Bruxelles. La recommandation On the international role of the euro in the field of energy (1) publiée le 5 décembre comporte deux volets : le premier s’adresse aux États membres, le second aux acteurs du marché de l’énergie. Comme premier message, la Commission recommande aux États membres de promouvoir l’utilisation de l’euro dans leurs accords commerciaux énergétiques avec les pays tiers. Elle demande tout particulièrement d’inclure une clause d’utilisation de l’euro comme monnaie par défaut dans chaque accord. La Commission vise à garantir l’application de cette disposition en émettant une opinion défavorable à chaque nouveau traité qui n’inclurait pas cette clause.

Dans le deuxième volet, Bruxelles recommande aux participants du marché de l’énergie de faire usage de contrats physiques et dérivés libellés en euros. En premier lieu le texte publié suggère aux entités publiques de stockage d’énergie, en charge des réserves d’urgence, de traiter leurs opérations en euros. Il demande aussi aux agences spécialisées du marché de l’énergie d’émettre des prix de référence en euros. Enfin, selon la Commission, les entreprises de services financiers devraient faire usage de contrats libellés en euros, sur les marchés primaires et secondaires.

Cette recommandation est le premier pas vers une politique volontariste de renforcement de l’euro lancée par Jean-Claude Juncker dans son dernier discours sur l’état de l’Union du 12 septembre 2018 (2). Cette politique active fait suite aux sanctions mises en place par les États-Unis en Iran, qui ont forcé les entreprises européennes à se retirer du marché iranien. La Commission entreprend de cibler le secteur stratégique de l’énergie, qui est l’une des principales causes du monopole du dollar dans le système international de paiement.

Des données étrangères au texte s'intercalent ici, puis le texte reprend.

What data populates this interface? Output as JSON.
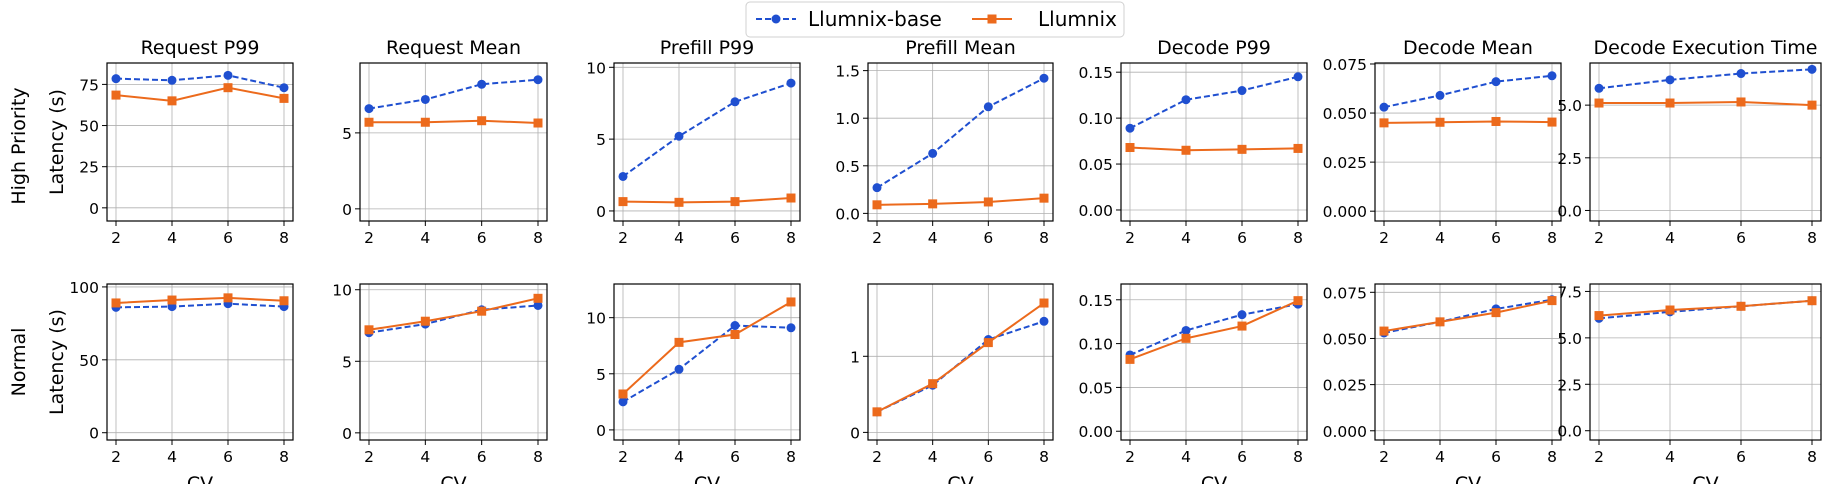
{
  "legend": {
    "position": "top-center",
    "entries": [
      {
        "label": "Llumnix-base",
        "color": "#1f4fd0",
        "marker": "circle",
        "linestyle": "dashed"
      },
      {
        "label": "Llumnix",
        "color": "#ec6a1c",
        "marker": "square",
        "linestyle": "solid"
      }
    ]
  },
  "rows": [
    {
      "label": "High Priority",
      "ylabel": "Latency (s)"
    },
    {
      "label": "Normal",
      "ylabel": "Latency (s)"
    }
  ],
  "xlabel": "CV",
  "chart_data": [
    {
      "type": "line",
      "title": "Request P99",
      "row": 0,
      "col": 0,
      "xlabel": "",
      "ylabel": "Latency (s)",
      "x": [
        2,
        4,
        6,
        8
      ],
      "ylim": [
        -8,
        88
      ],
      "yticks": [
        0,
        25,
        50,
        75
      ],
      "ytick_labels": [
        "0",
        "25",
        "50",
        "75"
      ],
      "grid": true,
      "series": [
        {
          "name": "Llumnix-base",
          "values": [
            78.5,
            77.5,
            80.5,
            73.0
          ]
        },
        {
          "name": "Llumnix",
          "values": [
            68.5,
            65.0,
            73.0,
            66.5
          ]
        }
      ]
    },
    {
      "type": "line",
      "title": "Request Mean",
      "row": 0,
      "col": 1,
      "xlabel": "",
      "ylabel": "",
      "x": [
        2,
        4,
        6,
        8
      ],
      "ylim": [
        -0.8,
        9.6
      ],
      "yticks": [
        0,
        5
      ],
      "ytick_labels": [
        "0",
        "5"
      ],
      "grid": true,
      "series": [
        {
          "name": "Llumnix-base",
          "values": [
            6.6,
            7.2,
            8.2,
            8.5
          ]
        },
        {
          "name": "Llumnix",
          "values": [
            5.7,
            5.7,
            5.8,
            5.65
          ]
        }
      ]
    },
    {
      "type": "line",
      "title": "Prefill P99",
      "row": 0,
      "col": 2,
      "xlabel": "",
      "ylabel": "",
      "x": [
        2,
        4,
        6,
        8
      ],
      "ylim": [
        -0.7,
        10.3
      ],
      "yticks": [
        0,
        5,
        10
      ],
      "ytick_labels": [
        "0",
        "5",
        "10"
      ],
      "grid": true,
      "series": [
        {
          "name": "Llumnix-base",
          "values": [
            2.4,
            5.2,
            7.6,
            8.9
          ]
        },
        {
          "name": "Llumnix",
          "values": [
            0.65,
            0.6,
            0.65,
            0.9
          ]
        }
      ]
    },
    {
      "type": "line",
      "title": "Prefill Mean",
      "row": 0,
      "col": 3,
      "xlabel": "",
      "ylabel": "",
      "x": [
        2,
        4,
        6,
        8
      ],
      "ylim": [
        -0.08,
        1.58
      ],
      "yticks": [
        0.0,
        0.5,
        1.0,
        1.5
      ],
      "ytick_labels": [
        "0.0",
        "0.5",
        "1.0",
        "1.5"
      ],
      "grid": true,
      "series": [
        {
          "name": "Llumnix-base",
          "values": [
            0.27,
            0.63,
            1.12,
            1.42
          ]
        },
        {
          "name": "Llumnix",
          "values": [
            0.09,
            0.1,
            0.12,
            0.16
          ]
        }
      ]
    },
    {
      "type": "line",
      "title": "Decode P99",
      "row": 0,
      "col": 4,
      "xlabel": "",
      "ylabel": "",
      "x": [
        2,
        4,
        6,
        8
      ],
      "ylim": [
        -0.012,
        0.16
      ],
      "yticks": [
        0.0,
        0.05,
        0.1,
        0.15
      ],
      "ytick_labels": [
        "0.00",
        "0.05",
        "0.10",
        "0.15"
      ],
      "grid": true,
      "series": [
        {
          "name": "Llumnix-base",
          "values": [
            0.089,
            0.12,
            0.13,
            0.145
          ]
        },
        {
          "name": "Llumnix",
          "values": [
            0.068,
            0.065,
            0.066,
            0.067
          ]
        }
      ]
    },
    {
      "type": "line",
      "title": "Decode Mean",
      "row": 0,
      "col": 5,
      "xlabel": "",
      "ylabel": "",
      "x": [
        2,
        4,
        6,
        8
      ],
      "ylim": [
        -0.005,
        0.0755
      ],
      "yticks": [
        0.0,
        0.025,
        0.05,
        0.075
      ],
      "ytick_labels": [
        "0.000",
        "0.025",
        "0.050",
        "0.075"
      ],
      "grid": true,
      "series": [
        {
          "name": "Llumnix-base",
          "values": [
            0.053,
            0.059,
            0.066,
            0.069
          ]
        },
        {
          "name": "Llumnix",
          "values": [
            0.045,
            0.0453,
            0.0457,
            0.0454
          ]
        }
      ]
    },
    {
      "type": "line",
      "title": "Decode Execution Time",
      "row": 0,
      "col": 6,
      "xlabel": "",
      "ylabel": "",
      "x": [
        2,
        4,
        6,
        8
      ],
      "ylim": [
        -0.5,
        7.0
      ],
      "yticks": [
        0.0,
        2.5,
        5.0
      ],
      "ytick_labels": [
        "0.0",
        "2.5",
        "5.0"
      ],
      "grid": true,
      "series": [
        {
          "name": "Llumnix-base",
          "values": [
            5.8,
            6.2,
            6.5,
            6.7
          ]
        },
        {
          "name": "Llumnix",
          "values": [
            5.1,
            5.1,
            5.15,
            5.0
          ]
        }
      ]
    },
    {
      "type": "line",
      "title": "",
      "row": 1,
      "col": 0,
      "xlabel": "CV",
      "ylabel": "Latency (s)",
      "x": [
        2,
        4,
        6,
        8
      ],
      "ylim": [
        -5,
        102
      ],
      "yticks": [
        0,
        50,
        100
      ],
      "ytick_labels": [
        "0",
        "50",
        "100"
      ],
      "grid": true,
      "series": [
        {
          "name": "Llumnix-base",
          "values": [
            86,
            86.5,
            88.5,
            86.5
          ]
        },
        {
          "name": "Llumnix",
          "values": [
            89,
            91,
            92.5,
            90.5
          ]
        }
      ]
    },
    {
      "type": "line",
      "title": "",
      "row": 1,
      "col": 1,
      "xlabel": "CV",
      "ylabel": "",
      "x": [
        2,
        4,
        6,
        8
      ],
      "ylim": [
        -0.5,
        10.4
      ],
      "yticks": [
        0,
        5,
        10
      ],
      "ytick_labels": [
        "0",
        "5",
        "10"
      ],
      "grid": true,
      "series": [
        {
          "name": "Llumnix-base",
          "values": [
            7.0,
            7.6,
            8.6,
            8.9
          ]
        },
        {
          "name": "Llumnix",
          "values": [
            7.2,
            7.8,
            8.5,
            9.4
          ]
        }
      ]
    },
    {
      "type": "line",
      "title": "",
      "row": 1,
      "col": 2,
      "xlabel": "CV",
      "ylabel": "",
      "x": [
        2,
        4,
        6,
        8
      ],
      "ylim": [
        -0.9,
        13.0
      ],
      "yticks": [
        0,
        5,
        10
      ],
      "ytick_labels": [
        "0",
        "5",
        "10"
      ],
      "grid": true,
      "series": [
        {
          "name": "Llumnix-base",
          "values": [
            2.5,
            5.4,
            9.3,
            9.1
          ]
        },
        {
          "name": "Llumnix",
          "values": [
            3.2,
            7.8,
            8.5,
            11.4
          ]
        }
      ]
    },
    {
      "type": "line",
      "title": "",
      "row": 1,
      "col": 3,
      "xlabel": "CV",
      "ylabel": "",
      "x": [
        2,
        4,
        6,
        8
      ],
      "ylim": [
        -0.1,
        1.95
      ],
      "yticks": [
        0,
        1
      ],
      "ytick_labels": [
        "0",
        "1"
      ],
      "grid": true,
      "series": [
        {
          "name": "Llumnix-base",
          "values": [
            0.27,
            0.62,
            1.22,
            1.46
          ]
        },
        {
          "name": "Llumnix",
          "values": [
            0.27,
            0.64,
            1.18,
            1.7
          ]
        }
      ]
    },
    {
      "type": "line",
      "title": "",
      "row": 1,
      "col": 4,
      "xlabel": "CV",
      "ylabel": "",
      "x": [
        2,
        4,
        6,
        8
      ],
      "ylim": [
        -0.01,
        0.168
      ],
      "yticks": [
        0.0,
        0.05,
        0.1,
        0.15
      ],
      "ytick_labels": [
        "0.00",
        "0.05",
        "0.10",
        "0.15"
      ],
      "grid": true,
      "series": [
        {
          "name": "Llumnix-base",
          "values": [
            0.087,
            0.115,
            0.133,
            0.145
          ]
        },
        {
          "name": "Llumnix",
          "values": [
            0.082,
            0.106,
            0.12,
            0.149
          ]
        }
      ]
    },
    {
      "type": "line",
      "title": "",
      "row": 1,
      "col": 5,
      "xlabel": "CV",
      "ylabel": "",
      "x": [
        2,
        4,
        6,
        8
      ],
      "ylim": [
        -0.005,
        0.0795
      ],
      "yticks": [
        0.0,
        0.025,
        0.05,
        0.075
      ],
      "ytick_labels": [
        "0.000",
        "0.025",
        "0.050",
        "0.075"
      ],
      "grid": true,
      "series": [
        {
          "name": "Llumnix-base",
          "values": [
            0.053,
            0.059,
            0.066,
            0.071
          ]
        },
        {
          "name": "Llumnix",
          "values": [
            0.054,
            0.059,
            0.064,
            0.0705
          ]
        }
      ]
    },
    {
      "type": "line",
      "title": "",
      "row": 1,
      "col": 6,
      "xlabel": "CV",
      "ylabel": "",
      "x": [
        2,
        4,
        6,
        8
      ],
      "ylim": [
        -0.5,
        7.9
      ],
      "yticks": [
        0.0,
        2.5,
        5.0,
        7.5
      ],
      "ytick_labels": [
        "0.0",
        "2.5",
        "5.0",
        "7.5"
      ],
      "grid": true,
      "series": [
        {
          "name": "Llumnix-base",
          "values": [
            6.05,
            6.4,
            6.7,
            7.0
          ]
        },
        {
          "name": "Llumnix",
          "values": [
            6.2,
            6.5,
            6.7,
            7.0
          ]
        }
      ]
    }
  ]
}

En effet, l’importation d’énergie est une question cible pour la politique extérieure de l’Union, qui importe 90 pour cent de ses besoins en pétrole et 70 pour cent de ses besoins en gaz. Parmi les partenaires principaux, on peut compter la Russie (34 pour cent), le Moyen-Orient et l’Afrique (33 pour cent) et la Norvège (20 pour cent) contre seulement 2 pour cent importé des États-Unis (3). Pourtant, entre 80 et 90 pour cent des contrats de l’Union concernant l’approvisionnement en énergie ne sont pas libellés en euros, mais en dollars. C’est la conséquence du fait que les prix de références publiés par les agences spécialisés sont libellés en dollars : ainsi, les contrats issus des plateformes européennes d’échange de gaz, bien que libellés en euros, sont majoritairement indexés sur des contrats libellés en dollar.

Les buts visés par la recommandation sont, premièrement, de réduire les risques de change et les coûts de couverture face à ces risques pour les entreprises européennes. Le financement des entreprises de l’Union sera ainsi plus stable et plus efficace. Deuxièmement, il s’agit de réduire le risque induit par une initiative juridique unilatérale d’un pays tiers, comme celle menée par les États-Unis en Iran. La recommandation du 5 décembre vise, dans ce contexte, à garantir l’indépendance et la stabilité des sources d’approvisionnement d’énergie de l’Union dans le long terme.

Perspectives :

  • Il est probable que le premier volet porte ses fruits et que les contrats commerciaux avec la Russie, le Moyen-Orient et l’Afrique ainsi que la Norvège soient renégociés à terme. L’euro devrait retrouver un équilibre plus favorable par rapport au dollar, ce qui ferait de la monnaie européenne une alternative crédible sur les marchés financiers.
  • Cette politique volontariste de promotion de l’euro doit toutefois être d’ampleur si elle se fixe pour objectif d’inciter les institutions du marché de l’énergie à utiliser effectivement l’euro comme unité de compte.

Sources :

  1. Commission européenne, Recommandation du 05/12/2018.
  2. JUNCKER Jean-Claude, Discours sur l’État de l’Union, 12 septembre 2018.
  3. Eurostat, From where do we import energy and how dependent are we ?.